Another set of tactics can focus on designing innovative interventions or add-ons to products, services, and business models. These can range from providing web-based forums for providers to equipping patients with ‘beyond the pill’ products such as diabetes blood-glucose meters and pumps, to proposing pills or services that monitor and encourage compliance.
Innovative ideas are not created and perfected overnight, yet it is critical to increase clock speed relative to the typical pace of change in pharma. Time-to-market could be shortened by increasing the frequency of key decisions (e.g., conducting monthly instead of semi-annual budgeting allocation meetings) and use of agile methodologies and metrics to speed development as described below.

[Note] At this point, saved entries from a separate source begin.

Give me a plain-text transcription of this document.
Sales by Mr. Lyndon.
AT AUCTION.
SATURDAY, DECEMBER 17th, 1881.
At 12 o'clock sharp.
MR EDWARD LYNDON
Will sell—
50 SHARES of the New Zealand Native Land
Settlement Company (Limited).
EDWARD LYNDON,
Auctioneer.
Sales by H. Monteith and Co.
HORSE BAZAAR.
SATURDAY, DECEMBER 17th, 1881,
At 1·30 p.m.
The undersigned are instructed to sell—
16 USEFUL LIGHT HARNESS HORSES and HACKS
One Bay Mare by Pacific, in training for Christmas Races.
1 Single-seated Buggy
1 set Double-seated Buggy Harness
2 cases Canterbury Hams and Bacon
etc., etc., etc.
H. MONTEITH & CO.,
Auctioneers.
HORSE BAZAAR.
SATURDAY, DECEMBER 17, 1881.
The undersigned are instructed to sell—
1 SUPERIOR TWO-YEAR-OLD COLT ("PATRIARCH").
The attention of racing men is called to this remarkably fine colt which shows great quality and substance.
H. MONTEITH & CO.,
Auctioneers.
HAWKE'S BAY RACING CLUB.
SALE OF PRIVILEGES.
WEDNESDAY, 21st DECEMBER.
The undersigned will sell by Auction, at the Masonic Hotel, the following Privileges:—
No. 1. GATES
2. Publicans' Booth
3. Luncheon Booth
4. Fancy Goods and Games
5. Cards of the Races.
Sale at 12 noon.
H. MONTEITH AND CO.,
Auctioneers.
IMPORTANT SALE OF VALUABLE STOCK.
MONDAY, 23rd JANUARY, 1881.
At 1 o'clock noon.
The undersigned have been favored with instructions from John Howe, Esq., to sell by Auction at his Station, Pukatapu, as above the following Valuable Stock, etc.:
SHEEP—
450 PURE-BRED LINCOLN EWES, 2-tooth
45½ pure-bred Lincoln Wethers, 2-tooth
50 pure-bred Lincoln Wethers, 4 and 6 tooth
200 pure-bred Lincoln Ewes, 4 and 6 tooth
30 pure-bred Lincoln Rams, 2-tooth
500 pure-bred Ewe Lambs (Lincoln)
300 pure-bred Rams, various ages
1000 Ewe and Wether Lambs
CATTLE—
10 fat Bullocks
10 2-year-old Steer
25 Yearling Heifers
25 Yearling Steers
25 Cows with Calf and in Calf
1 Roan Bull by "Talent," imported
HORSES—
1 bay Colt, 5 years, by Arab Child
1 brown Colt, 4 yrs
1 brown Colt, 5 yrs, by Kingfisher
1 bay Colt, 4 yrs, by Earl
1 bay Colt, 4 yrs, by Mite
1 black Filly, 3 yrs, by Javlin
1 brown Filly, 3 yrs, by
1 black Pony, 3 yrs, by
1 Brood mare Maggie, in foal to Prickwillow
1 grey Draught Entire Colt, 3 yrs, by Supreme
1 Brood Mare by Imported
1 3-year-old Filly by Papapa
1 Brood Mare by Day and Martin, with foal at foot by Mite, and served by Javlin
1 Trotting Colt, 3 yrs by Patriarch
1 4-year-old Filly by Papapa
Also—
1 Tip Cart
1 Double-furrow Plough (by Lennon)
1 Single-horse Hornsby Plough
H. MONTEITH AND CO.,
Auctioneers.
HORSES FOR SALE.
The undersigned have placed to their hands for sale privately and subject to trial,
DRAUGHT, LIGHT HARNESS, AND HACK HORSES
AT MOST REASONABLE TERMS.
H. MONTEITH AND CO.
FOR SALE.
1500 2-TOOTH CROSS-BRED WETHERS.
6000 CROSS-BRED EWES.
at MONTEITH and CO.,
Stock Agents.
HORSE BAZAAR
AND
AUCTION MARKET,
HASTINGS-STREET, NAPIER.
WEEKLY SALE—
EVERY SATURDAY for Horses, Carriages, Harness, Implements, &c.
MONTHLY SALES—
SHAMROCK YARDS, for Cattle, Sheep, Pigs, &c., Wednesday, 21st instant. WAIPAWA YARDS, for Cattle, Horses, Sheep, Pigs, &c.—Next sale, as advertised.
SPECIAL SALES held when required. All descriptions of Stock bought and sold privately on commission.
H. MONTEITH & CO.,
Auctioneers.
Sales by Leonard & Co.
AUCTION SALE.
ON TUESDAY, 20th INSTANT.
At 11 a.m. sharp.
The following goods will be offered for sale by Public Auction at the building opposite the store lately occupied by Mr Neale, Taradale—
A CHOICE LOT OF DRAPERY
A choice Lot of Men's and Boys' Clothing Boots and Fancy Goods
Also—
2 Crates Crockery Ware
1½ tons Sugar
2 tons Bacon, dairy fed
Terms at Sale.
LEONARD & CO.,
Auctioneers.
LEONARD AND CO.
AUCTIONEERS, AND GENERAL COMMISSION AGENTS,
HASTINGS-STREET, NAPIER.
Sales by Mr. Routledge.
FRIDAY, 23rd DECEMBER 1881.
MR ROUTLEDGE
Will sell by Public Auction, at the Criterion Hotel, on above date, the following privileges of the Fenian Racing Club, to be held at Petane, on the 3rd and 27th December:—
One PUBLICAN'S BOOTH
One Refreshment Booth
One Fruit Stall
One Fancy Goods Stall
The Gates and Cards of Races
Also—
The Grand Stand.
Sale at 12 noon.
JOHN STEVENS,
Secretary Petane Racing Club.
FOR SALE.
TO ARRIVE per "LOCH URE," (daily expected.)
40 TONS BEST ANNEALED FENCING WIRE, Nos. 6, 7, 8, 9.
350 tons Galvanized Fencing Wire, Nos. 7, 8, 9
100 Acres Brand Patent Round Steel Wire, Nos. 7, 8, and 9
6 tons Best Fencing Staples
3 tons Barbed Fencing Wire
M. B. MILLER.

Industries like telecom use customer lifecycle management, usage patterns (e.g., talk time, peak vs. off peak usage, friends and family discounts, data allowance), and psycho-demographic data to test different combinations of tactics for different segments. The goal is to identify ‘sweet spots’—or shifts in them—in each segment.
Many pharma companies use the compliance bullet to shoot down multichannel ideas before they get off the ground. Yet 30 percent of the execs told us that they believe compliance will evolve to support truly innovative, patient-centric multichannel approaches. Accordingly, innovators have an opportunity to shape the compliance landscape now by working with the industry regulators and legal teams to develop tools and mechanisms that are effective and compliant.
Imperative 3: Identify robust measures of short and longer term impact
Investments in digital can be a tough sell. Limited C-suite support or an absence of shared vision among brand teams for digital are usually a result of multichannel not showing any real impact. Executives are understandably nervous to take away resources from historically effective tactics and allocate them to untested, blue-sky ideas. One approach to help these organizations get unstuck is to recruit senior executives who understand how multichannel works and are ‘all in’ to change the traditional tactics in pharma.
However, the bigger challenge is measuring the true impact of traditional and more innovative tactics. Yet, do companies even know the ‘real impact’ of existing tactics such as sales reps, or DTC, and what would happen if these were pulled away from certain sub-segments? Many companies stick with tactics until a looming loss of exclusivity forces changes in the marketing mix, so they haven’t quantified the impact of their execution or absence.
The second challenge is measuring the holistic impact of a multichannel campaign implemented at scale. This is a multi-step process, involving reallocation of investments, enough time to allow digital interfaces to gain traction, and improvements in data management. Multichannel elevates CRM and IT as potential differentiators, and the performance of both needs to be tracked. For now, it is pharmaceutical companies that must measure cross-channel impact to augment IMS data on sales reps. A better approach might be to create a cross-industry vendor that systematically collects data for each channel.
Pharma and medical-device companies have been experimenting with digital customer engagement, but it’s time for bolder moves. Sponsorship and involvement of leaders is critical for digital customer engagement to become a reality, as is patience. Segmentation, digital innovation, and new measurement systems take time to develop and refine. These priorities need at least six months and perhaps closer to 24 months to bear fruit. Yet there is no time like the present. Patients, caregivers, providers and payors already leverage digital to improve healthcare in various ways, so in many respects pharma and medical device companies will be joining the party, not breaking new ground.